When attempting to save page in Admin plugin I get an Invalid Security Token error message and page is not saved. I'm running the latest v1.1.0 rc3 version. My site lives on shared hosting.
I get this message when using Edge in Win10 on private network (not behind proxy).
It seems that it is Edge related.
Unfortunately this fix introduced more serious problems, forcing us to revert it.
I reopened and I will investigate further on how to address this better.
I think I nailed 🔨 it now!
This is still not working for me on a front end form. Is it possible that the fix only works for admin forms?
EDIT: And it's not working in the admin either.
@maxfrigge on Edge?

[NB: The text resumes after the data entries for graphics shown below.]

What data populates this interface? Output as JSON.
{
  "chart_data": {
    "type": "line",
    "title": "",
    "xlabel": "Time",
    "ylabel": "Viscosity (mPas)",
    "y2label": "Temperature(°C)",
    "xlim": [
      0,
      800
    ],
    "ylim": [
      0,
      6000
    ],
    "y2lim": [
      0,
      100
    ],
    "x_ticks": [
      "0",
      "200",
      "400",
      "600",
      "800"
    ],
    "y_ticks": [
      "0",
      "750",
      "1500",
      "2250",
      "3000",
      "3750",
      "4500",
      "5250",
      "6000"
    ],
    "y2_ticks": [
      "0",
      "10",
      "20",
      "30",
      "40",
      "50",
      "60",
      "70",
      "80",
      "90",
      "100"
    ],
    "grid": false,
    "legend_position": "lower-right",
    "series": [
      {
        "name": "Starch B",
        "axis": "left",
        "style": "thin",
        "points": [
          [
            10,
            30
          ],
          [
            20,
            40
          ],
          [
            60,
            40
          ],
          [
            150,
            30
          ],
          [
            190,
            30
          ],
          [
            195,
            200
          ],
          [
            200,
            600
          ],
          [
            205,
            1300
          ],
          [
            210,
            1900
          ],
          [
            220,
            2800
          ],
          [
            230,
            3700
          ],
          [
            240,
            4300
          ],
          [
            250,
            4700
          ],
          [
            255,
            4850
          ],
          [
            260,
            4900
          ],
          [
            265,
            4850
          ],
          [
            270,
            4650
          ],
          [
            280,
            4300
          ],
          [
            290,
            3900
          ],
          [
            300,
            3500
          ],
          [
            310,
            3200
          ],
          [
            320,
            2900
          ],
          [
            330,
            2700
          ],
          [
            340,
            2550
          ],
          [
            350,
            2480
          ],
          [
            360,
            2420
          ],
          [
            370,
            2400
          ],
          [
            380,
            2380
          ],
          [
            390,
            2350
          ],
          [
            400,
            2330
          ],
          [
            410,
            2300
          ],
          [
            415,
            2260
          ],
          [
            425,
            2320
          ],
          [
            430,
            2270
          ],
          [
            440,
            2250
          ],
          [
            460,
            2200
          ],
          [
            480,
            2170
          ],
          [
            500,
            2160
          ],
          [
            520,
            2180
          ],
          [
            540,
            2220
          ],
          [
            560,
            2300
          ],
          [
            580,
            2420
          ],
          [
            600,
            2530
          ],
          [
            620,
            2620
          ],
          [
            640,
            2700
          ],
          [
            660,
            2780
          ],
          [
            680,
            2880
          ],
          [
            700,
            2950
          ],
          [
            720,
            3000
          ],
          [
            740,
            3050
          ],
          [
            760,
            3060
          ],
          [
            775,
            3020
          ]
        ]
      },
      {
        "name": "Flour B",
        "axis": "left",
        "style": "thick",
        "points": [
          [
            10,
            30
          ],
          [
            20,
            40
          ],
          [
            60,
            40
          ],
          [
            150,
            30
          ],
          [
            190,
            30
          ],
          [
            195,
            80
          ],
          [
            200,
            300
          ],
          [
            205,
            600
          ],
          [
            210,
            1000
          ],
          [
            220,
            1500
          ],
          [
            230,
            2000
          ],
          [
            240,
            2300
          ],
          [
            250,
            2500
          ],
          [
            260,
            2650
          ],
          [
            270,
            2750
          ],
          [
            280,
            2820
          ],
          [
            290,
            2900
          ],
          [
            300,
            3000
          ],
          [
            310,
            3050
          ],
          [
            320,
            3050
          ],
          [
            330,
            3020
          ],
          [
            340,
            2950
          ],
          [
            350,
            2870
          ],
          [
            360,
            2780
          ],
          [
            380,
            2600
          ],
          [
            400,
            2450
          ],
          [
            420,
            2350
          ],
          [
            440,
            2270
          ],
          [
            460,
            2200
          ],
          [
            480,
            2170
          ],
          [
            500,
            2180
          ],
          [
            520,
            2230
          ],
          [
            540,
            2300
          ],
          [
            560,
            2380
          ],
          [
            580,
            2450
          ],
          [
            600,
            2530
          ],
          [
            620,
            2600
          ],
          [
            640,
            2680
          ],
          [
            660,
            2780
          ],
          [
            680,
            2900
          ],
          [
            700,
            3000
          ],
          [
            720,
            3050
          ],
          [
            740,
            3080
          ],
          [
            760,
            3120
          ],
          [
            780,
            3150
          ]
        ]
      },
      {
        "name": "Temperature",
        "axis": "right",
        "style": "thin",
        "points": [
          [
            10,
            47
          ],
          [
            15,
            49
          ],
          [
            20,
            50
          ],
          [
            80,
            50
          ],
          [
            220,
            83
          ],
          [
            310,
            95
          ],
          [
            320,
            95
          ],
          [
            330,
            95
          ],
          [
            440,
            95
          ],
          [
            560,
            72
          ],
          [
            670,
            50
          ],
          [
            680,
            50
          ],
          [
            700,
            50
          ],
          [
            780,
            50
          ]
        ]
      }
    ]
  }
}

And just on that browser?
@flaviocopes Edge and Internet Explorer 11 on Windows10.
You also tried Chrome (for example) and it has no error?
I'm not sure how this is in any way related to frontend forms.
Frontend forms do not act like Admin, they are regular HTML5 forms and there is no JS magic behind the scenes, you submit regularly as you would do with any other HTML form.
In admin the issue was related to the fact that we have a complex form and we handle a lot via JS which caused issues with IE in some circumstances. Frontend forms and backend forms are completely unrelated though.
Please could you share screenshots/urls of what exactly is not working?
I will update the system to the latest Win10 and Edge Version, because they seem to be rather old. Once I am done with that I will test multiple browsers and report back. From what I have seen now the nonce is getting send to the server as expected. I am not saying that this is due to the "send twice issue", but I can say for sure that I was not able to submit either frontend nor admin forms due to nonce validation.
Will get back with results asap.
I have upgraded the system and setup the web server with new website data. Dumped all caches etc.. here are the results.
In Chrome everything works just fine.
Frontend forms are working now (all browsers).
MS Edge keeps showing errors in Admin (Invalid security) as soon as I navigate to the Pages section. When I edit it a Page it does save the changes, but I also get the invalid security token error message.
Ok. So half of the issue seemed to be related to caching. As described in #764 the global cache settings seemed to be applied in the admin too.
Removing the cache settings fixes all issues on MS Edge.
Seems that all pages with forms should never be cached, to avoid old nonces from being used.
Could this maybe be enforced by the forms plugin?
Good find, pages in Admin should not use any caching setting.
I may have found the core the issue where two forms are submitted.
There are two forms in the markup with id blueprints the actual blueprints form.. and another one for a modal popup used to move pages.
The submit button for the page form is outside the form and uses a form=blueprints attribute to submit the form. It seems that browser, which support this feature handle it in a way where only the first form with this id gets submitted. IE however doesn't support this feature and the polyfill causes both forms to be submitted.
I am about to create a PR.
Merged the PR, thanks!
No worries. Thanks for Grav :)
Maybe @w00fz commit can now be reverted.. I haven't had the time to test this.
I think it's fine to keep, in case somehow double form submission still happens we at least catch it via JS.